MSNBC's Keith Olbermann has a very special comment for viewers tonight in the wake of President Bush's decision to commute Scooter Libby's sentence: On the MSNBC site he puts it in one word: "Resign."
We'll have the whole transcript up after the show, but here's the excerpt they sent us earlier today:
Our generation's willingness to state "we didn't vote for him, but he's our president, and we hope he does a good job" was tested in the crucible of history, and earlier than most.
And in circumstances more tragic and threatening.
And we did ... that with which history tasked us.
We enveloped our president in 2001.
And those who did not believe he should have been elected -- indeed those who did not believe he had been elected -- willingly lowered their voices and assented to the sacred oath of non-partisanship.
And George W. Bush took our assent, and reconfigured it, and honed it, and shaped it to a razor-sharp point .. and stabbed this nation in the back with it.
Were there any remaining lingering doubt otherwise, or any remaining lingering hope, it ended yesterday when Mr. Bush commuted the prison sentence of one of his own staffers.

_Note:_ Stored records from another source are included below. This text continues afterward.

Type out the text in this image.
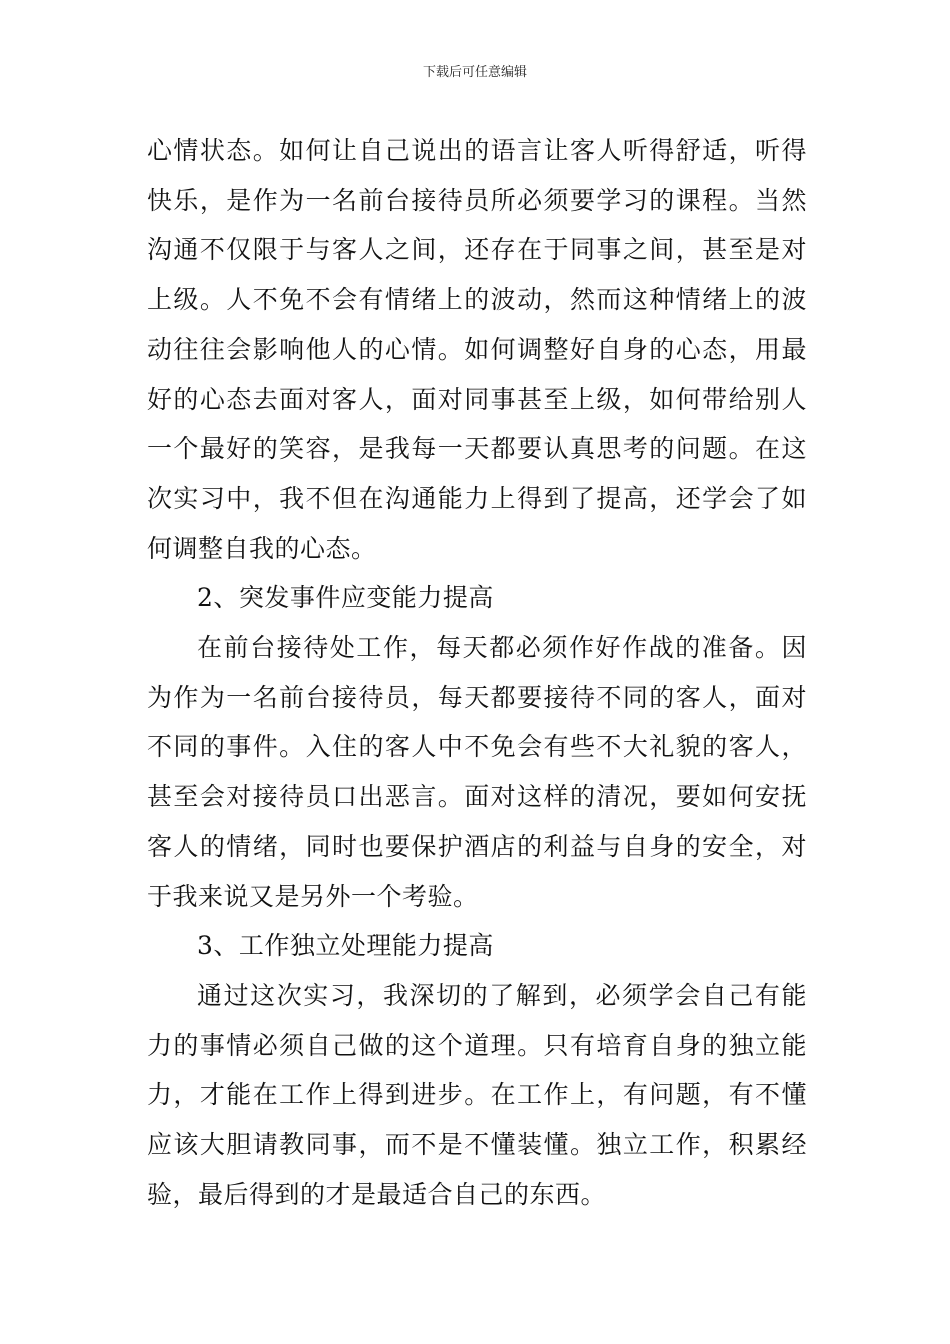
下载后可任意编辑

心情状态。如何让自己说出的语言让客人听得舒适，听得快乐，是作为一名前台接待员所必须要学习的课程。当然沟通不仅限于与客人之间，还存在于同事之间，甚至是对上级。人不免不会有情绪上的波动，然而这种情绪上的波动往往会影响他人的心情。如何调整好自身的心态，用最好的心态去面对客人，面对同事甚至上级，如何带给别人一个最好的笑容，是我每一天都要认真思考的问题。在这次实习中，我不但在沟通能力上得到了提高，还学会了如何调整自我的心态。

2、突发事件应变能力提高

在前台接待处工作，每天都必须作好作战的准备。因为作为一名前台接待员，每天都要接待不同的客人，面对不同的事件。入住的客人中不免会有些不大礼貌的客人，甚至会对接待员口出恶言。面对这样的清况，要如何安抚客人的情绪，同时也要保护酒店的利益与自身的安全，对于我来说又是另外一个考验。

3、工作独立处理能力提高

通过这次实习，我深切的了解到，必须学会自己有能力的事情必须自己做的这个道理。只有培育自身的独立能力，才能在工作上得到进步。在工作上，有问题，有不懂应该大胆请教同事，而不是不懂装懂。独立工作，积累经验，最后得到的才是最适合自己的东西。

Did so even before the appeals process was complete...
Did so without as much as a courtesy consultation with the Department of Justice...
Did so despite what James Madison -- at the Constitutional Convention -- said about impeaching any president who pardoned or sheltered those who had committed crimes "advised by" that president...
Did so without the slightest concern that even the most detached of citizens must look at the chain of events and wonder:
To what degree was Mr. Libby told: break the law however you wish -- the President will keep you out of prison?
In that moment, Mr. Bush, you broke that fundamental compact between yourself and the majority of this nation's citizens -- the ones who did not cast votes for you.
In that moment, Mr. Bush, you ceased to be the president of the United States.
In that moment, Mr. Bush, you became merely the president ... of a rabid and irresponsible corner of the Republican Party.
And this is too important a time, Sir, to have a commander in chief who puts party over nation.